WP:  If I was a client, or someone requesting a look, how would you go about planning that?

MM:  At the moment I’m not great at planning.  I tend to just find an image on Google and just go for it, but it has to be realistic.  I suppose there is a little bit of planning in the fact that placement is everything.  If you start off wrong, the whole thing is going to be wrong.  That’s something I learned through doing portrait art: I think it is the hardest type of art, because you have to capture the likeness and the essence of that person, and it’s all down to tiny, tiny shifts in placement of where that eye starts, or where that nose ends, which can make big changes.

I quickly realised that I needed to do animals with closed eyes because human eyes stop animals from looking like animals, then I could move everything further apart and create the distance I needed.  The reindeer look was another great challenge, since they have eyes on the sides of their head in real life.  The rabbit was another good one, as I decided to push the eyes further down my face to be able to fit in the ears.
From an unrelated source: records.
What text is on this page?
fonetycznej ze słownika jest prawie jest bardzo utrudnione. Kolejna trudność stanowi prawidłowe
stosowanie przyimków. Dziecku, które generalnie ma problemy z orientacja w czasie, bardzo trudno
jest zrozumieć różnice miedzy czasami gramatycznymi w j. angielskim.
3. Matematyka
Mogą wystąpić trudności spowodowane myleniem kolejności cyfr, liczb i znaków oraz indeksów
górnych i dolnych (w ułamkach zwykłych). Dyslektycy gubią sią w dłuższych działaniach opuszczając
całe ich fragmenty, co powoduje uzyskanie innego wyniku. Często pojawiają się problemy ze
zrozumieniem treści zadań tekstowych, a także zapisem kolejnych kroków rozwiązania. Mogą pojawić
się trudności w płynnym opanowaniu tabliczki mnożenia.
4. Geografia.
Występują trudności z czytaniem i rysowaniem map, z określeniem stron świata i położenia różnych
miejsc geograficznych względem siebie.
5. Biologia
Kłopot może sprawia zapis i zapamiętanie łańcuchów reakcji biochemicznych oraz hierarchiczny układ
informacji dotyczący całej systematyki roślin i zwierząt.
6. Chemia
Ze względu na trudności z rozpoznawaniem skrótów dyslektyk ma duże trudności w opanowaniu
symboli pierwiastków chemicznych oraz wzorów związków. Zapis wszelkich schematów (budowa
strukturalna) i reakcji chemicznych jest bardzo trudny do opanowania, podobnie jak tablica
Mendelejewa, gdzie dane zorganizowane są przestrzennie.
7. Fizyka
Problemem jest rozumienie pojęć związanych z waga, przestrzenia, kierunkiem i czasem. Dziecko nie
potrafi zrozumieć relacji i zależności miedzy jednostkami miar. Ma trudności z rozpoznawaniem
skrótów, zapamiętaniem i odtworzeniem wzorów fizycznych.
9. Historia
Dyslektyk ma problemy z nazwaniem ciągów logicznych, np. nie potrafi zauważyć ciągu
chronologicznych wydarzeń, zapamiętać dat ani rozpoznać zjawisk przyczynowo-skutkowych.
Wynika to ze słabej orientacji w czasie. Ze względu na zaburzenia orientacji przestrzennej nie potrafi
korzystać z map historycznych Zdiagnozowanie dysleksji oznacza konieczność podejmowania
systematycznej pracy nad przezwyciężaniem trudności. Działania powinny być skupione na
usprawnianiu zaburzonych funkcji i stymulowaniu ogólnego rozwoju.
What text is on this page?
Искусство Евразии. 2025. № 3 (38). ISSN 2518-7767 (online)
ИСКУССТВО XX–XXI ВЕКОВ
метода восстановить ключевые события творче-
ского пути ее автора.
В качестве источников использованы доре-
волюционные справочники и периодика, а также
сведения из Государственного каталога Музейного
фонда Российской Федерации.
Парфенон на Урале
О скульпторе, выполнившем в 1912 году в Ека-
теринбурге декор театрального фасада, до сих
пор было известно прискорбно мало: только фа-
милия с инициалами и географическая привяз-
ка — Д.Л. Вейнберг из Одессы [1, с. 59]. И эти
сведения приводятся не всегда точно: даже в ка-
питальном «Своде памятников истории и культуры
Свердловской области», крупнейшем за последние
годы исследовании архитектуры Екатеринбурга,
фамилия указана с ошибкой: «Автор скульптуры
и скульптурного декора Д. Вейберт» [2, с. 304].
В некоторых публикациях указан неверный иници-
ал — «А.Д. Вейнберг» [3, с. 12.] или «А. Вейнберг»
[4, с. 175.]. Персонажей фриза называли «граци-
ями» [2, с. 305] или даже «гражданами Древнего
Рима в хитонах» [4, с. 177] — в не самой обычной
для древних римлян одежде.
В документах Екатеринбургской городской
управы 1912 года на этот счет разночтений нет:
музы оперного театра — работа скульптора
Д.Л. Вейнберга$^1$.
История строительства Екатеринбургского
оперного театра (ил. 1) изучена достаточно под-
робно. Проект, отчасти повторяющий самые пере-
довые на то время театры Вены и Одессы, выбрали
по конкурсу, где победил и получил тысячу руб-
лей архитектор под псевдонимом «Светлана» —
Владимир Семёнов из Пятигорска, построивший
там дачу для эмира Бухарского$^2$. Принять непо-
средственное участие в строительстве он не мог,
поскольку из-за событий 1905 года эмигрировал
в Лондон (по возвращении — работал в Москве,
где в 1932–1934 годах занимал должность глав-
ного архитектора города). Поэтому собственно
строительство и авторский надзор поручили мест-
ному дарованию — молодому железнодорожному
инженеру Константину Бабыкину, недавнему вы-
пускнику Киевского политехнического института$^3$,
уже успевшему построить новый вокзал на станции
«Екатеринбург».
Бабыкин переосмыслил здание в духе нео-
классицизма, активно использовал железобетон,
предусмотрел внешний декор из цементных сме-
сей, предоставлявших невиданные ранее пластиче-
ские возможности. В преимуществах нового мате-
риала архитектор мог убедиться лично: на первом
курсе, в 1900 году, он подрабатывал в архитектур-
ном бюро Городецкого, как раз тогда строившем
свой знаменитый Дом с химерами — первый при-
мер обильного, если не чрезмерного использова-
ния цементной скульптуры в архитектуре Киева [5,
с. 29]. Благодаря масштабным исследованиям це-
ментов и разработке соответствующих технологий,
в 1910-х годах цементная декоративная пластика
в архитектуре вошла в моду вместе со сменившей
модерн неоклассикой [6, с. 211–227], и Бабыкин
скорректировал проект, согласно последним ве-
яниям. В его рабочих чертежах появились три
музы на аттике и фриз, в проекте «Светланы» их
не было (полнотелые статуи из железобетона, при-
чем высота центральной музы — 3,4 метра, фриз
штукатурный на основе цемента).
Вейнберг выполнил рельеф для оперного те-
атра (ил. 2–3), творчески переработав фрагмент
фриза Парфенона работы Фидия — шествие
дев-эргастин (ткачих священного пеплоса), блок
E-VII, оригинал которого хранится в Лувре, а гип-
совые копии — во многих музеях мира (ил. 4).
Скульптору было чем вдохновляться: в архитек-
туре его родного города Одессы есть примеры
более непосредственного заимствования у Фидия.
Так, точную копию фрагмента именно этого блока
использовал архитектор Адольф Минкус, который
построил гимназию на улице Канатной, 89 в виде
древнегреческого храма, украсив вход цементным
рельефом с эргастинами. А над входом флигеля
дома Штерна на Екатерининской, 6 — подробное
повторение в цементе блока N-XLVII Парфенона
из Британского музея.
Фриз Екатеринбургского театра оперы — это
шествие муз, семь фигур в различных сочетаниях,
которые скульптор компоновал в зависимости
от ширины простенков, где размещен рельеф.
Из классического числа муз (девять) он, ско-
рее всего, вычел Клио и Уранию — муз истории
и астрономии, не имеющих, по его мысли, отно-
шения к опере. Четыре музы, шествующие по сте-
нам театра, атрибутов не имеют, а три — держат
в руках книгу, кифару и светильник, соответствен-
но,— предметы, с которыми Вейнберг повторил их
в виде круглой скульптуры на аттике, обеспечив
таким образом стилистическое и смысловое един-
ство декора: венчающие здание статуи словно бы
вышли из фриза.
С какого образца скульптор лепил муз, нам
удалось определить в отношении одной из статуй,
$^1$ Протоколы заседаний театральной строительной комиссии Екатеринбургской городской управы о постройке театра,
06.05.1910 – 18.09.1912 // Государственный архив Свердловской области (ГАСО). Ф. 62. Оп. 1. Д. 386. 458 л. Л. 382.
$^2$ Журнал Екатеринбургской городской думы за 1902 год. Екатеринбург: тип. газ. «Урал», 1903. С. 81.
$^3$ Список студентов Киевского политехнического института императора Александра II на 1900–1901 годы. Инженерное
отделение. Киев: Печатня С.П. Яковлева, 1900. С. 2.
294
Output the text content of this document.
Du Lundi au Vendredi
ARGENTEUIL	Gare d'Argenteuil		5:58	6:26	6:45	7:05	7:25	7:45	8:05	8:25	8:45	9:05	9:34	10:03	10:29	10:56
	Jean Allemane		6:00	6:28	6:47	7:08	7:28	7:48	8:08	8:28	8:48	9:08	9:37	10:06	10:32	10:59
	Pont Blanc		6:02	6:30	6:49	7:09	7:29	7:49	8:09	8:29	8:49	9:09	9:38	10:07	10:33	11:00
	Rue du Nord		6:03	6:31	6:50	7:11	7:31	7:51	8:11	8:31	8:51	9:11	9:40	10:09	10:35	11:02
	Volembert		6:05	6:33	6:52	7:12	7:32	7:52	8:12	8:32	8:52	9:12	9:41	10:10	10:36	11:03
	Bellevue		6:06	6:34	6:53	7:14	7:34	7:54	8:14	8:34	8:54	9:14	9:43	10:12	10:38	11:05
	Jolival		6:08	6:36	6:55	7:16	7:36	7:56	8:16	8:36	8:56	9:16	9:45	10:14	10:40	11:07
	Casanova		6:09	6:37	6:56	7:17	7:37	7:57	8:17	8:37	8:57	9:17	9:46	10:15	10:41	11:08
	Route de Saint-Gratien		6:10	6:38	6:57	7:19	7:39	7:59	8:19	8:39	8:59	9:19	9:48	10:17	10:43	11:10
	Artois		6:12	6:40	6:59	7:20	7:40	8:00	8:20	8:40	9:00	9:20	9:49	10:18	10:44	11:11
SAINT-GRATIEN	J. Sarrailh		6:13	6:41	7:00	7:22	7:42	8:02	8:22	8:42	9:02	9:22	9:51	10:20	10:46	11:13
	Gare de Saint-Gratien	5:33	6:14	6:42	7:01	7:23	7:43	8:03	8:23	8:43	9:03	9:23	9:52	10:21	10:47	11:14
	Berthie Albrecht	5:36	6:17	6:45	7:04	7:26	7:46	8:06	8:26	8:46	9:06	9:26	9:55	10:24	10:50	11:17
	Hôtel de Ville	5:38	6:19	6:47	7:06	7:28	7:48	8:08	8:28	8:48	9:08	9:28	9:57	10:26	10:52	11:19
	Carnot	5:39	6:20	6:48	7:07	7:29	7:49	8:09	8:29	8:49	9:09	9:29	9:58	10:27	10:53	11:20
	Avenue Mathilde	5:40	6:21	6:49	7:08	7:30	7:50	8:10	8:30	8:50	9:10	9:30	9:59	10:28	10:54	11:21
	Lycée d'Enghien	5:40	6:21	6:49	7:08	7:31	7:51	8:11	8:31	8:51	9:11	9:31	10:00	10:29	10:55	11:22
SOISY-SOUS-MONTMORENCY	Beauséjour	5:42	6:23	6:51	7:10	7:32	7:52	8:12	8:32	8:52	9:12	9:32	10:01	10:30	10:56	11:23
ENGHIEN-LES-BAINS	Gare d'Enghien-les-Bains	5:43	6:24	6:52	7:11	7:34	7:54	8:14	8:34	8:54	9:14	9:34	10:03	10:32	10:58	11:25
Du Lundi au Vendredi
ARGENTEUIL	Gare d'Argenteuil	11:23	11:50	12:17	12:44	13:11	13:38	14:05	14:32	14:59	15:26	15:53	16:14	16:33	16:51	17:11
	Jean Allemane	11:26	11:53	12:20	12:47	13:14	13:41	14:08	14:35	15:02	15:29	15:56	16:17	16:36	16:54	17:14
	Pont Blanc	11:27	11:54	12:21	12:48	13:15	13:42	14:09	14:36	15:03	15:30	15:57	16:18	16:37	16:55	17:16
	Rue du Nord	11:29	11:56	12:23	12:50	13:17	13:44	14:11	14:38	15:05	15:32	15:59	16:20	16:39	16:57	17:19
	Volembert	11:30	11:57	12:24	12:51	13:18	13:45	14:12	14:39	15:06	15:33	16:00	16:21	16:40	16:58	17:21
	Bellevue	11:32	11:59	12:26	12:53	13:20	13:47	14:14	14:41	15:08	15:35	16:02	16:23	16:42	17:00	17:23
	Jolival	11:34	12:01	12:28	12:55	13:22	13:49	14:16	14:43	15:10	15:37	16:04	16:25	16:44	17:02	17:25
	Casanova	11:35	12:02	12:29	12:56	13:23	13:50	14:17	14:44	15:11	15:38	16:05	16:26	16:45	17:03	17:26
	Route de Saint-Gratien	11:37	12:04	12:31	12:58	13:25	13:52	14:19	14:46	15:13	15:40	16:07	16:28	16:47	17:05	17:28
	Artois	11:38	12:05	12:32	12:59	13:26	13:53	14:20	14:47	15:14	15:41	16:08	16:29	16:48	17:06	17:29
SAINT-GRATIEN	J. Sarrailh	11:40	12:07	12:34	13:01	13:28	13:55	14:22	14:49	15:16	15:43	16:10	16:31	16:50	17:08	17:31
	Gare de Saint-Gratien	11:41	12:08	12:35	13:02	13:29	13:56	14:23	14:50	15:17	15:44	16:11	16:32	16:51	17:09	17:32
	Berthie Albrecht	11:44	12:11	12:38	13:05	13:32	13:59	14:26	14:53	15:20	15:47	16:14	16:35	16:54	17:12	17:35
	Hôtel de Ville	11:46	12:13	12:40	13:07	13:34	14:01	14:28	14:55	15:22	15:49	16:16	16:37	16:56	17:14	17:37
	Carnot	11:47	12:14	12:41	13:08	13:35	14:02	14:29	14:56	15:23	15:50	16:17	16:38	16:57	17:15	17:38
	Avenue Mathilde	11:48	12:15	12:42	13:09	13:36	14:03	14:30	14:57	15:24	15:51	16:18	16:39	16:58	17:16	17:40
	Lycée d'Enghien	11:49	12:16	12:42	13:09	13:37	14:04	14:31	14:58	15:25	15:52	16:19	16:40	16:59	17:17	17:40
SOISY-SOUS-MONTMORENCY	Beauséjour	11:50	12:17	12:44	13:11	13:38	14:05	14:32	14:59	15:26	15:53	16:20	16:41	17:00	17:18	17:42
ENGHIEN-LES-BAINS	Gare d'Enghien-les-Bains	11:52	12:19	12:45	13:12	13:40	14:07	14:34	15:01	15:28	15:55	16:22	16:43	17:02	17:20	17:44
Sometimes when I paint I don’t actually do the whole thing.  For example, if I did a tiger I’d do a really realistic tiger face, but I wouldn’t draw on or stick on any ears – the brain fills it in for you.  You don’t realise it’s doing it because it’s so realistic, just like how your brain can unscramble words and you can read them.  No-one has ever commented ‘Where are the ears?!’ [laughs]  I’m having a lot of fun with it too, which is something I hope people pick up on.  Who sits in the kitchen at one in the morning, painting someone else’s face on themselves?”


WP:  Do you have a favourite look you’ve created on yourself?

MM:  Oh that’s so hard!  I love becoming famous people because it’s a challenge, I never really know how it’s going to turn out.  Christopher Walken was one of my favourites, it was the second famous face I’d done with my eyes closed like the animals.  I was really happy because I could see him.


WP:  We heard you’re using Kryolan Aquacolours almost exclusively at the moment.  What is it about Aquapaints that you love using?

MM:  Their palettes are just divine.  I love to mix colours, it’s just second nature for me, but I find these paints so beautiful and realistic that I can just use one paint.  With the snow leopard grey, for example, I didn’t need to mix that grey, and they blend so well, it never cracks.  I like paints that I can manipulate and layer up;  I might be painting for three or four hours and I never have to rub anything off, or start again if I make a mistake, because the lighter colours are so pigmented they can be layered over dark ones.

WP:  Who else’s work inspires you?

MM:  When I was growing up I loved fine artists like da Vinci, Monet, and Van Gogh, Picasso – something as simplistic as a window open with the sun shining in, but I was fascinated with how they managed to capture that light.  When I started facepainting I went onto YouTube and I really liked the Wolfe brothers – it was a real, ‘Oh my God, look what they can do!’ moment.  So my first inspiration would be them, the shapes and the bold colours they used, how they really changed the face.  Since then I’ve really loved artists like Pashur, Craig Tracy, Carolyn Roper…  I don’t try to imitate them but I do derive inspiration from them.  And then Instagram artists who have been churning out amazing work – I love Instagram, it’s such a great way to bring beauty and art together.  I use it like a portfolio!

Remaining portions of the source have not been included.